The Fijian Dollar has been the currency of Fiji since 1969, when it replaced the pre-decimal Fijian Pound. It is normally abbreviated with the dollar sign $, or alternatively FJ$ to distinguish it from other dollar-denominated currencies.
Apart from the regular circulating coinage, the country has also authorised some foreign mints to issue commemorative and bullion coins under its jurisdiction. These are typically in standard bullion sizes, including the very large five ounces of silver format (abbreviated as 5 oz Ag, where "Ag" comes from the Latin word for silver, Argentum).
This coin by the Scottsdale Mint features the Terracotta Warriors from China.
The Terracotta Army is a collection of terracotta sculptures depicting the armies of Qin Shi Huang, the first Emperor of China. It is a form of funerary art buried with the emperor in 210-209 BCE with the purpose of protecting the emperor in his afterlife.

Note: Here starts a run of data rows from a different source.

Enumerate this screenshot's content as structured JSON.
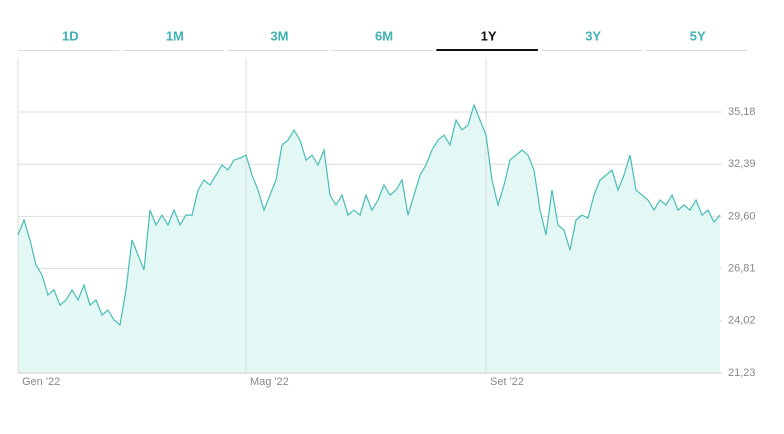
{
  "tabs": [
    "1D",
    "1M",
    "3M",
    "6M",
    "1Y",
    "3Y",
    "5Y"
  ],
  "active_tab": 4,
  "chart_data": {
    "type": "line",
    "fill": true,
    "color": "#48bdb6",
    "fill_color": "#e3f7f5",
    "grid": true,
    "categories": [
      "Gen '22",
      null,
      null,
      null,
      null,
      null,
      null,
      null,
      null,
      null,
      null,
      null,
      null,
      null,
      null,
      null,
      null,
      null,
      null,
      null,
      null,
      null,
      null,
      null,
      null,
      null,
      null,
      null,
      null,
      null,
      null,
      null,
      null,
      null,
      null,
      null,
      null,
      null,
      "Mag '22",
      null,
      null,
      null,
      null,
      null,
      null,
      null,
      null,
      null,
      null,
      null,
      null,
      null,
      null,
      null,
      null,
      null,
      null,
      null,
      null,
      null,
      null,
      null,
      null,
      null,
      null,
      null,
      null,
      null,
      null,
      null,
      null,
      null,
      null,
      null,
      null,
      null,
      null,
      null,
      "Set '22",
      null,
      null,
      null,
      null,
      null,
      null,
      null,
      null,
      null,
      null,
      null,
      null,
      null,
      null,
      null,
      null,
      null,
      null,
      null,
      null,
      null,
      null,
      null,
      null,
      null,
      null,
      null,
      null,
      null,
      null,
      null,
      null,
      null,
      null,
      null,
      null,
      null,
      null,
      null
    ],
    "values": [
      28.61,
      29.41,
      28.34,
      27.0,
      26.47,
      25.4,
      25.67,
      24.86,
      25.13,
      25.67,
      25.13,
      25.93,
      24.86,
      25.13,
      24.33,
      24.6,
      24.06,
      23.8,
      25.67,
      28.34,
      27.54,
      26.74,
      29.94,
      29.14,
      29.67,
      29.14,
      29.94,
      29.14,
      29.67,
      29.67,
      31.01,
      31.55,
      31.28,
      31.81,
      32.35,
      32.08,
      32.61,
      32.72,
      32.88,
      31.81,
      31.01,
      29.94,
      30.74,
      31.55,
      33.42,
      33.68,
      34.22,
      33.68,
      32.61,
      32.88,
      32.35,
      33.15,
      30.74,
      30.21,
      30.74,
      29.67,
      29.94,
      29.67,
      30.74,
      29.94,
      30.48,
      31.28,
      30.74,
      31.01,
      31.55,
      29.67,
      30.74,
      31.81,
      32.35,
      33.15,
      33.68,
      33.95,
      33.42,
      34.75,
      34.22,
      34.48,
      35.55,
      34.75,
      33.95,
      31.55,
      30.21,
      31.28,
      32.61,
      32.88,
      33.15,
      32.88,
      32.08,
      29.94,
      28.61,
      31.01,
      29.14,
      28.87,
      27.8,
      29.41,
      29.67,
      29.51,
      30.74,
      31.55,
      31.81,
      32.08,
      31.01,
      31.81,
      32.88,
      31.01,
      30.74,
      30.48,
      29.94,
      30.48,
      30.21,
      30.74,
      29.94,
      30.21,
      29.94,
      30.48,
      29.67,
      29.94,
      29.3,
      29.67
    ],
    "ylim": [
      21.23,
      38.07
    ],
    "yticks": [
      {
        "value": 21.23,
        "label": "21,23"
      },
      {
        "value": 24.02,
        "label": "24,02"
      },
      {
        "value": 26.81,
        "label": "26,81"
      },
      {
        "value": 29.6,
        "label": "29,60"
      },
      {
        "value": 32.39,
        "label": "32,39"
      },
      {
        "value": 35.18,
        "label": "35,18"
      }
    ]
  }
}
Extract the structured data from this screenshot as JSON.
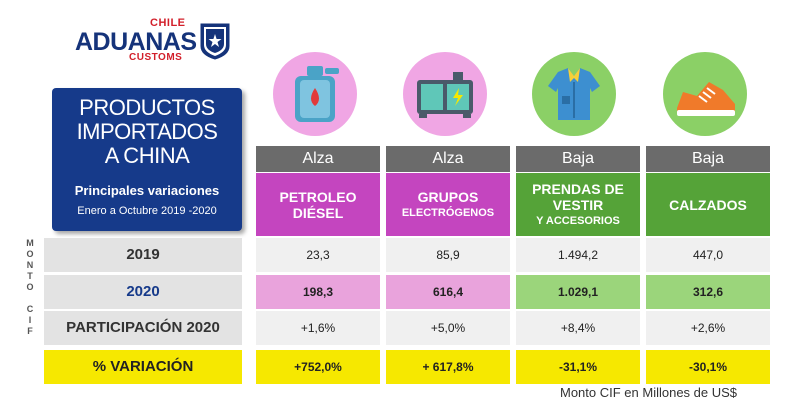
{
  "logo": {
    "top": "CHILE",
    "main": "ADUANAS",
    "bottom": "CUSTOMS"
  },
  "title": {
    "line1": "PRODUCTOS",
    "line2": "IMPORTADOS",
    "line3": "A CHINA",
    "subtitle": "Principales variaciones",
    "period": "Enero a  Octubre 2019 -2020"
  },
  "side_label": {
    "top": [
      "M",
      "O",
      "N",
      "T",
      "O"
    ],
    "bottom": [
      "C",
      "I",
      "F"
    ]
  },
  "row_labels": {
    "y2019": "2019",
    "y2020": "2020",
    "share": "PARTICIPACIÓN 2020",
    "variation": "% VARIACIÓN"
  },
  "columns": [
    {
      "trend": "Alza",
      "line1": "PETROLEO",
      "line2": "DIÉSEL",
      "line3": "",
      "icon": "fuel-can-icon",
      "v2019": "23,3",
      "v2020": "198,3",
      "share": "+1,6%",
      "variation": "+752,0%"
    },
    {
      "trend": "Alza",
      "line1": "GRUPOS",
      "line2": "ELECTRÓGENOS",
      "line3": "",
      "icon": "generator-icon",
      "v2019": "85,9",
      "v2020": "616,4",
      "share": "+5,0%",
      "variation": "+ 617,8%"
    },
    {
      "trend": "Baja",
      "line1": "PRENDAS DE",
      "line2": "VESTIR",
      "line3": "Y ACCESORIOS",
      "icon": "shirt-icon",
      "v2019": "1.494,2",
      "v2020": "1.029,1",
      "share": "+8,4%",
      "variation": "-31,1%"
    },
    {
      "trend": "Baja",
      "line1": "CALZADOS",
      "line2": "",
      "line3": "",
      "icon": "sneaker-icon",
      "v2019": "447,0",
      "v2020": "312,6",
      "share": "+2,6%",
      "variation": "-30,1%"
    }
  ],
  "footnote": "Monto CIF en Millones de US$",
  "colors": {
    "navy": "#163a8a",
    "red": "#d21f2a",
    "magenta": "#c445bf",
    "green": "#55a338",
    "yellow": "#f6e800",
    "gray": "#6b6b6b"
  }
}
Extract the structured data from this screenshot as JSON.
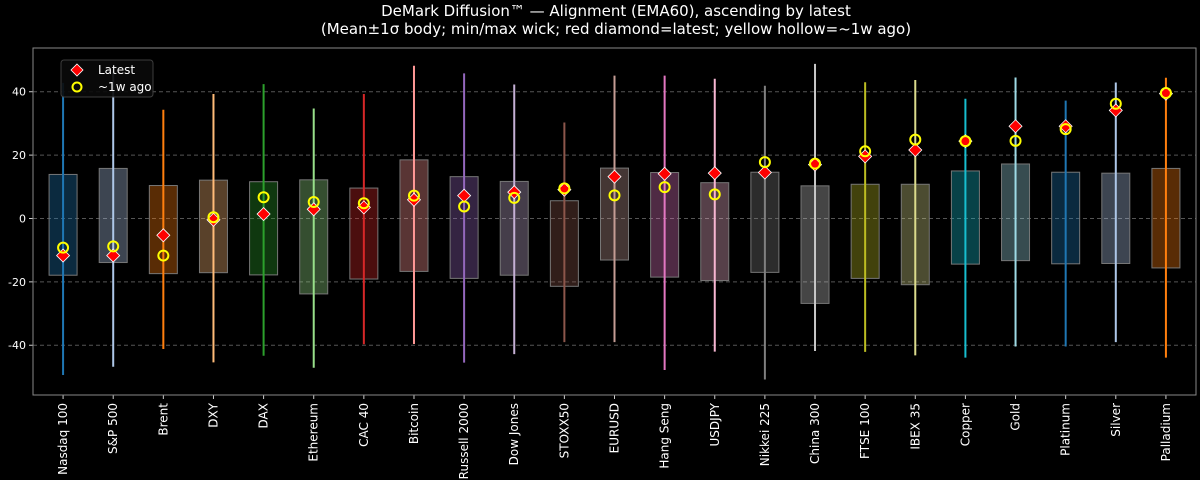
{
  "chart_data": {
    "type": "box",
    "title": "DeMark Diffusion™ — Alignment (EMA60), ascending by latest",
    "subtitle": "(Mean±1σ body; min/max wick; red diamond=latest; yellow hollow=~1w ago)",
    "xlabel": "",
    "ylabel": "",
    "ylim": [
      -55.7,
      53.8
    ],
    "yticks": [
      -40,
      -20,
      0,
      20,
      40
    ],
    "grid": "horizontal dashed",
    "legend": {
      "placement": "top-left",
      "entries": [
        "Latest",
        "~1w ago"
      ]
    },
    "marker_colors": {
      "latest": "#ff0000",
      "week_ago": "#ffff00"
    },
    "categories": [
      "Nasdaq 100",
      "S&P 500",
      "Brent",
      "DXY",
      "DAX",
      "Ethereum",
      "CAC 40",
      "Bitcoin",
      "Russell 2000",
      "Dow Jones",
      "STOXX50",
      "EURUSD",
      "Hang Seng",
      "USDJPY",
      "Nikkei 225",
      "China 300",
      "FTSE 100",
      "IBEX 35",
      "Copper",
      "Gold",
      "Platinum",
      "Silver",
      "Palladium"
    ],
    "colors": [
      "#1f77b4",
      "#aec7e8",
      "#ff7f0e",
      "#ffbb78",
      "#2ca02c",
      "#98df8a",
      "#d62728",
      "#ff9896",
      "#9467bd",
      "#c5b0d5",
      "#8c564b",
      "#c49c94",
      "#e377c2",
      "#f7b6d2",
      "#7f7f7f",
      "#c7c7c7",
      "#bcbd22",
      "#dbdb8d",
      "#17becf",
      "#9edae5",
      "#1f77b4",
      "#aec7e8",
      "#ff7f0e"
    ],
    "body_upper": [
      13.9,
      15.8,
      10.4,
      12.1,
      11.6,
      12.2,
      9.6,
      18.5,
      13.2,
      11.7,
      5.6,
      15.9,
      14.5,
      11.3,
      14.6,
      10.3,
      10.8,
      10.8,
      15.0,
      17.2,
      14.6,
      14.3,
      15.8
    ],
    "body_lower": [
      -17.9,
      -13.9,
      -17.4,
      -17.1,
      -17.8,
      -23.8,
      -19.1,
      -16.7,
      -18.9,
      -17.9,
      -21.4,
      -13.1,
      -18.5,
      -19.6,
      -17.0,
      -26.8,
      -18.9,
      -20.9,
      -14.4,
      -13.3,
      -14.3,
      -14.2,
      -15.6
    ],
    "max": [
      42.8,
      46.4,
      34.3,
      39.3,
      42.4,
      34.7,
      39.3,
      48.2,
      45.8,
      42.3,
      30.3,
      45.1,
      45.1,
      44.1,
      41.9,
      48.8,
      43.0,
      43.7,
      37.8,
      44.5,
      37.2,
      42.9,
      44.4
    ],
    "min": [
      -49.4,
      -46.8,
      -41.2,
      -45.4,
      -43.3,
      -47.1,
      -39.7,
      -39.6,
      -45.5,
      -42.8,
      -39.0,
      -39.0,
      -47.8,
      -42.0,
      -50.8,
      -41.8,
      -42.1,
      -43.2,
      -43.9,
      -40.4,
      -40.4,
      -39.0,
      -43.9
    ],
    "latest": [
      -11.7,
      -11.7,
      -5.3,
      -0.4,
      1.4,
      2.9,
      3.5,
      5.9,
      7.2,
      8.3,
      9.1,
      13.2,
      14.1,
      14.3,
      14.5,
      17.0,
      19.6,
      21.6,
      24.4,
      29.1,
      29.1,
      34.1,
      39.4
    ],
    "week_ago": [
      -9.2,
      -8.8,
      -11.7,
      0.4,
      6.7,
      5.2,
      4.8,
      7.2,
      3.8,
      6.5,
      9.5,
      7.3,
      9.9,
      7.6,
      17.8,
      17.3,
      21.2,
      24.9,
      24.4,
      24.5,
      28.2,
      36.2,
      39.6
    ]
  }
}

The figures, dating from approximately the late third century BCE, were discovered in 1974 by local farmers in Lintong County, outside Xi'an, Shaanxi, China. The figures vary in height according to their roles, the tallest being the generals. The figures include warriors, chariots and horses. Estimates from 2007 were that the three pits containing the Terracotta Army held more than 8,000 soldiers, 130 chariots with 520 horses, and 150 cavalry horses, the majority of which remained buried in the pits near Qin Shi Huang's mausoleum. Other terracotta non-military figures were found in other pits, including officials, acrobats, strongmen, and musicians.
The obverse of the coin shows at its centre the Coat of Arms of Fiji, as adopted in 1908 by a Royal Warrant, consisting of a shield divided quarterly by the Cross of St. George and charged with lion at the top, supported by two Fijian warriors, one on each side - one clutching a spear and one holding a totokia club, and topped with a takia - a traditional Fijian outrigger canoe, in full sail.
The objects on the Coat of Arms carry cultural, political, and regional meanings. The Cross of St. George and the lion at the top represent the United Kingdom, the former colonial power that ruled over Fiji. The cacao pod held in the lion's paw, along with the sugarcane, coconut palm and bananas occupying three of the four quadrants, represent the country's natural resource. The bottom left quadrant contains a dove that symbolises peace.
At the bottom is the country's motto: Rerevaka na kalou ka doka na Tui; translated from Fijian: Fear God and honour the Queen.
Around above, the name of the country and the date of issue: FIJI · 2021; around below, the face value 2 DOLLARS.
Around left and right, the precious metal content 5 TROY OZ 999 SILVER.